Big lithium batteries are relatively new, and some have been rapidly cycle tested but we don't have field experience for 10 to 30 year life. Accelerated life tests, but degradation mechanisms and acceleration factor (accuracy) won't be well understood.

And that is why I'm hesitant to put any money into lititum!

 

[Supervstech]

And that is why I'm hesitant to put any money into lititum!

Why? The more invested in the tech, the better tested and reliable and affordable it will become.

 

[SamDeleted]

Why? The more invested in the tech, the better tested and reliable and affordable it will become.

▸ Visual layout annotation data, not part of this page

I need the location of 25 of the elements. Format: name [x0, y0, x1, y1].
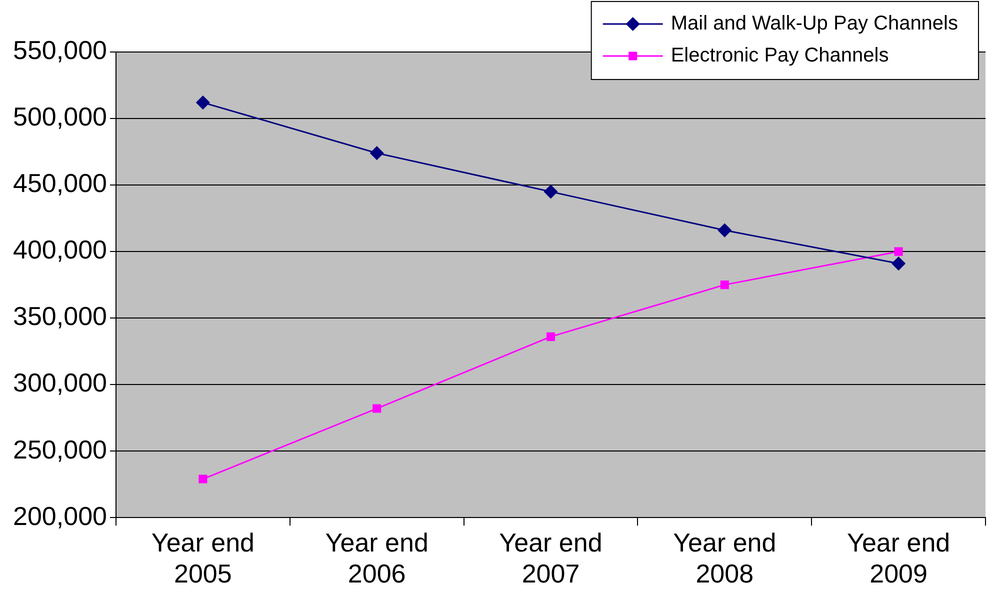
x-tick-label: Year end 2008	[673, 527, 776, 589]
point	[372, 404, 382, 413]
point	[370, 146, 384, 160]
point	[546, 332, 556, 341]
y-tick-label: 250,000	[13, 434, 107, 464]
y-tick-label: 300,000	[13, 368, 107, 398]
legend-label: Mail and Walk-Up Pay Channels	[670, 12, 958, 35]
x-tick-label: Year end 2006	[325, 527, 428, 589]
y-tick-label: 550,000	[13, 35, 107, 66]
point	[718, 224, 732, 238]
point	[894, 247, 903, 256]
x-tick-label: Year end 2007	[499, 527, 602, 589]
legend-label: Electronic Pay Channels	[670, 44, 889, 67]
y-tick-label: 450,000	[13, 168, 107, 198]
y-tick-label: 400,000	[13, 234, 107, 265]
point	[196, 96, 210, 110]
y-tick-label: 200,000	[13, 500, 107, 531]
point	[892, 256, 906, 270]
point	[544, 184, 558, 198]
x-tick-label: Year end 2009	[846, 527, 950, 589]
y-tick-label: 500,000	[13, 102, 107, 132]
point	[720, 280, 729, 290]
point	[198, 474, 208, 484]
x-tick-label: Year end 2005	[151, 527, 255, 589]
y-tick-label: 350,000	[13, 301, 107, 332]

that's a good point , but I think it'll be a few more years before I'm willing to part with my hard earned cash

 

[Mattb4]

that's a good point , but I think it'll be a few more years before I'm willing to part with my hard earned cash

If you already are invested in LA batteries it would be hard to justify switching to lithium. It is at the point of replacement, or if building new, that weighing the merits and costs of the two that it might push you towards the LiFePO4. I am running dirt cheap lithium and if I get a few years of operation out of them I will consider it a successful thing.

 

[kundip]

I produce 12KW every night from 5PM until 7AM or 900Watts for 14 hours
Going two years now no effect on batteries yet.
I have 18KW of storage.
The battery protectors set at 23.5V - so that's the lowest voltage they go.
I charge LiFePo4 to 28V every night.
I watch Gumtree & Facebook sites & buy, my good quality only LiFePo4, batteries 1/2 Price only 1-2 years old.
Sometimes I have to wait 3 months for a good set of batteries.